In July, we will have a family gathering in Utah to celebrate our 50th wedding anniversary. Our actual wedding day was August 16, but we will be back
in Hungary then.  
Jeannie and I rejoice in our 50 very blessed years together.  It’s been awesome.

We will head back to Europe July 30th after fulfilling a promise to our granddaughter, Moxie, to be at her 7 birthday party on July 28.

Categories: A Good Story, Happenings, Travel

The “Baton” is Passed in Kansas City as Ron and Jeannie Tour US Churches

Ron and Jeannie Seck are currently in the United States.  April 28 to 29 Ron had the opportunity to participate in the Global CHE Network Representative Council meetings in Kansas City.  He was privileged to serve on the Council for the last 6 years as they helped  grow the Community Health Evangelism network (now called CHE EuroNet) in Central Europe and the Balkans.  We were all thrilled to see Agron Aga, an Albanian and director of CHE Albania, now take Ron’s seat on the Council.

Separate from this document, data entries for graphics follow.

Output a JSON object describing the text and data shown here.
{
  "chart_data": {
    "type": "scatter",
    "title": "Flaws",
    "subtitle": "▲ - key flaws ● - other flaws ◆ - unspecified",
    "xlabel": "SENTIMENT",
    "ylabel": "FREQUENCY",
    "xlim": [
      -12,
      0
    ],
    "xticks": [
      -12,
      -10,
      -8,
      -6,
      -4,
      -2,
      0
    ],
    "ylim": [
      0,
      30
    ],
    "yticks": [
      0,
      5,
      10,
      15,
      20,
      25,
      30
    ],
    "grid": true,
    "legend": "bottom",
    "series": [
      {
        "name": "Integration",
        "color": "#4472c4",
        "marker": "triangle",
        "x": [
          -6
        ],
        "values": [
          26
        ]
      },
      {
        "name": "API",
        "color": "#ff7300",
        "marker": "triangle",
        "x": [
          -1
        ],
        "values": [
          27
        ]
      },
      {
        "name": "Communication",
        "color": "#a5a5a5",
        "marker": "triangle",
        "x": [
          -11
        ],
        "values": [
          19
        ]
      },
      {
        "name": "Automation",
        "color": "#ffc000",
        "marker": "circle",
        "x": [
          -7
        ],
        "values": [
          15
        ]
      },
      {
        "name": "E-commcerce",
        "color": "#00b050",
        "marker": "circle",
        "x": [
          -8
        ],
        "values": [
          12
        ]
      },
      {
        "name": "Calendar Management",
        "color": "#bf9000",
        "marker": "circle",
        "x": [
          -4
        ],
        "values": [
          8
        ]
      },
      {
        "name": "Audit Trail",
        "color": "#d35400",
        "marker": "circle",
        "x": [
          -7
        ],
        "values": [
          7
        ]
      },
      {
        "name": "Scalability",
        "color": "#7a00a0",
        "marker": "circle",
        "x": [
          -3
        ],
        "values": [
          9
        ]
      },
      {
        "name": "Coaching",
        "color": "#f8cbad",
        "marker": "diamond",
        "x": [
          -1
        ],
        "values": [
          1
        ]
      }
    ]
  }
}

Agron Aga (bottom row, second from left) is the new CHE International Representative Council member for Central Europe

After this, they participated in the 6th annual International Wholistic Missions Conference in KC where they led two workshops with Agron Aga and Marijana Čizmanski, director of ZZ Serbia.

We are now on tour visiting partner churches in Kansas, Arizona, South and North Dakota, Minnesota and Pennsylvania, introducing them to Marijana and the outreach and community development work she and her ZZ team are doing in Serbia.  

When Ron and Jeannie return to Europe on August 1 they hit the ground running with two summer camps and 2 mission teams arriving that month.

Please remember them in your prayers with all of their traveling.